In the future, we hope to complete the supply chain full circle.Breer
The startup says that a perk of upcycling food waste is helping to keep costs low. According to their research, a majority of breweries – 87% to be exact – are currently losing money on production due to rising material costs. By substituting a part of the raw materials with leftover bread, they aren’t just diverting food from Hong Kong’s landfills, of which all three are due to be completely full by the end of this year, but are making the process more cost-efficient for producers.
Within one year, Breer says that they will be able to save HK$75,000 (US$9,675) in brewing costs, on top of the 9.2 tonnes of bread and 3 square kilometres of landfill space saved.
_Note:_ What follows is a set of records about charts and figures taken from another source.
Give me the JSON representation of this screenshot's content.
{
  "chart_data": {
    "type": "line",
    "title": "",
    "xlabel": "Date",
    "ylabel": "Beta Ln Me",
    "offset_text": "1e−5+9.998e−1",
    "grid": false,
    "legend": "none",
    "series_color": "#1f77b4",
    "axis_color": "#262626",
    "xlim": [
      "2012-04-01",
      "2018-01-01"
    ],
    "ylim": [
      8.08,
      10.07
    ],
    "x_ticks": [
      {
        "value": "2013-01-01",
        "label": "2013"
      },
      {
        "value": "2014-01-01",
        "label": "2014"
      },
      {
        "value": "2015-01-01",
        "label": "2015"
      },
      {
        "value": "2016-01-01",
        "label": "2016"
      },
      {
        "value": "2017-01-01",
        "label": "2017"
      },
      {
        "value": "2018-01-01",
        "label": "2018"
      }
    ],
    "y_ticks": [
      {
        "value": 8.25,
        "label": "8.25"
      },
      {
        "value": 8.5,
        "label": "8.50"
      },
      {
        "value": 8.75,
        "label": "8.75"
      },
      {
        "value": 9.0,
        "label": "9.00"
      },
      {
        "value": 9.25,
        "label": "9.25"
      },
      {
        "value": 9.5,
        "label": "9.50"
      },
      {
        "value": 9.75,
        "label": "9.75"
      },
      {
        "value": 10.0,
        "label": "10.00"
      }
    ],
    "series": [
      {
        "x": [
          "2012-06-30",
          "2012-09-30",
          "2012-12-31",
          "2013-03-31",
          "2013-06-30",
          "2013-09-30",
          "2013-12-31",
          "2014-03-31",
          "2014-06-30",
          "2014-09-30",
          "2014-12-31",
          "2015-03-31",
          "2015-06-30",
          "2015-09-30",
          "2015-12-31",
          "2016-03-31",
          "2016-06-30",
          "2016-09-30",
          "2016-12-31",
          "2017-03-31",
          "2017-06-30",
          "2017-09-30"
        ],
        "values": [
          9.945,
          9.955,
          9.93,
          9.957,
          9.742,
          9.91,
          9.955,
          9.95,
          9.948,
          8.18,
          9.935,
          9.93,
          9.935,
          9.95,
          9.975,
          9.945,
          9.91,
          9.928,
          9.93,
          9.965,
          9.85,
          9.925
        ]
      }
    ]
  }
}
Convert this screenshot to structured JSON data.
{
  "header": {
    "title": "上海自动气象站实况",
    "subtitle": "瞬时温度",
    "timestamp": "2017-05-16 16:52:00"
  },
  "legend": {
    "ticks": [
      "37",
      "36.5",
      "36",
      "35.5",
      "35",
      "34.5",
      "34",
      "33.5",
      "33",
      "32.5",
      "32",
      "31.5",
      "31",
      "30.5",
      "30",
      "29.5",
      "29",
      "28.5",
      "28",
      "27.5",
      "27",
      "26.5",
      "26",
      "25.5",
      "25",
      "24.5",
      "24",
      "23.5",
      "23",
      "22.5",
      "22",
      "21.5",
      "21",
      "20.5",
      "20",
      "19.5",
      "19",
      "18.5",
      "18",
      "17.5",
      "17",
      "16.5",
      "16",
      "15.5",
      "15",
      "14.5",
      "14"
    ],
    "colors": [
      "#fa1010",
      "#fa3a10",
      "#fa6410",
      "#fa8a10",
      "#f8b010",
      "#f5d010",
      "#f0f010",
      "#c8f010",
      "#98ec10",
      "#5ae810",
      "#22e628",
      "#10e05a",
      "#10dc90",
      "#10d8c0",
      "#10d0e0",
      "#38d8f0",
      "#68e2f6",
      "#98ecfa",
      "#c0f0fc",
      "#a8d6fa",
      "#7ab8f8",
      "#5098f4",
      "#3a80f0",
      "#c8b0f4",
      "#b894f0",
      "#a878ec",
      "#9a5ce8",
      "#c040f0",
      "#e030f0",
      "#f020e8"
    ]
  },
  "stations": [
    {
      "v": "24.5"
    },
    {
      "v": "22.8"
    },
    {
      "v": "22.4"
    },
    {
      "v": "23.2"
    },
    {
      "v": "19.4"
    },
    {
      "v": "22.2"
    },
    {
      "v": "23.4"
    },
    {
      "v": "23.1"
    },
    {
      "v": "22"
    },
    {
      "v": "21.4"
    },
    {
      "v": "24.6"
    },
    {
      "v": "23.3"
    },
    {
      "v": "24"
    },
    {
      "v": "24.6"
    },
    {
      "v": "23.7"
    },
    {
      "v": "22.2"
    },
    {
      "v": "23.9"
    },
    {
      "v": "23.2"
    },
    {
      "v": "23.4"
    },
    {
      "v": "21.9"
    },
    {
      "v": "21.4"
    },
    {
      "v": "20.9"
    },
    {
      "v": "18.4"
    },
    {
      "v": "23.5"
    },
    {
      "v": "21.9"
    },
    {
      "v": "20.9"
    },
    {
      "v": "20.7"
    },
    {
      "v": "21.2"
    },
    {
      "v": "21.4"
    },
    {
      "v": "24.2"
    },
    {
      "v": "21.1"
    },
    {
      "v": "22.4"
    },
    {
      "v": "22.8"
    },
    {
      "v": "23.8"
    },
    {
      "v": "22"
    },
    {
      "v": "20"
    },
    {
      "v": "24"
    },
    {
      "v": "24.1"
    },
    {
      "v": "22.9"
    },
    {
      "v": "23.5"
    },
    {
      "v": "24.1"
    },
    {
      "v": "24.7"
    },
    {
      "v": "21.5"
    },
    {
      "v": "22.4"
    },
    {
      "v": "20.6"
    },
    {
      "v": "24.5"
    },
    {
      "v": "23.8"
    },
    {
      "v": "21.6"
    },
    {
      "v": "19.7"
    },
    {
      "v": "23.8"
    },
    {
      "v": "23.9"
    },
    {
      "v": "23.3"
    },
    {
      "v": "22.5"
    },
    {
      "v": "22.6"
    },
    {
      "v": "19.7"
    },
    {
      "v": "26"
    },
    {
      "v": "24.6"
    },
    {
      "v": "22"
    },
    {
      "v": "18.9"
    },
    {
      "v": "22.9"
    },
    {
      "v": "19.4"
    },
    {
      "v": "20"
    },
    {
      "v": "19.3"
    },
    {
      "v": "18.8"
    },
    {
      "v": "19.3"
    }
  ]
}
Breer’s brand itself also benefits from having a local “Hong Kong-made” selling point, which particularly appeals to value-led millennials and Gen Zs who are driving the craft beer trend around the world. In their market research, the Breer team found that 83% of Hong Kong’s young people are willing to try bread beer, with 74% citing their motivations to shift to sustainable drinking.
Looking ahead, the startup wants to take its circular model even further.
“In the future, we hope to complete the supply chain full circle,” the co-founders said. “When brewing beer, a lot of the spent grain is left as waste, of which almost 50% can then be reintroduced to baking bread. After the successful launch of Breer, we will consider expanding our line of products”.
Elsewhere in Asia, Singapore-based Crust Group has a similar model, making craft beer from leftover bread from local bakeries. Given that Asia accounts for over 50% of the world’s food waste, solutions like Breer and Crust Group can’t grow fast enough.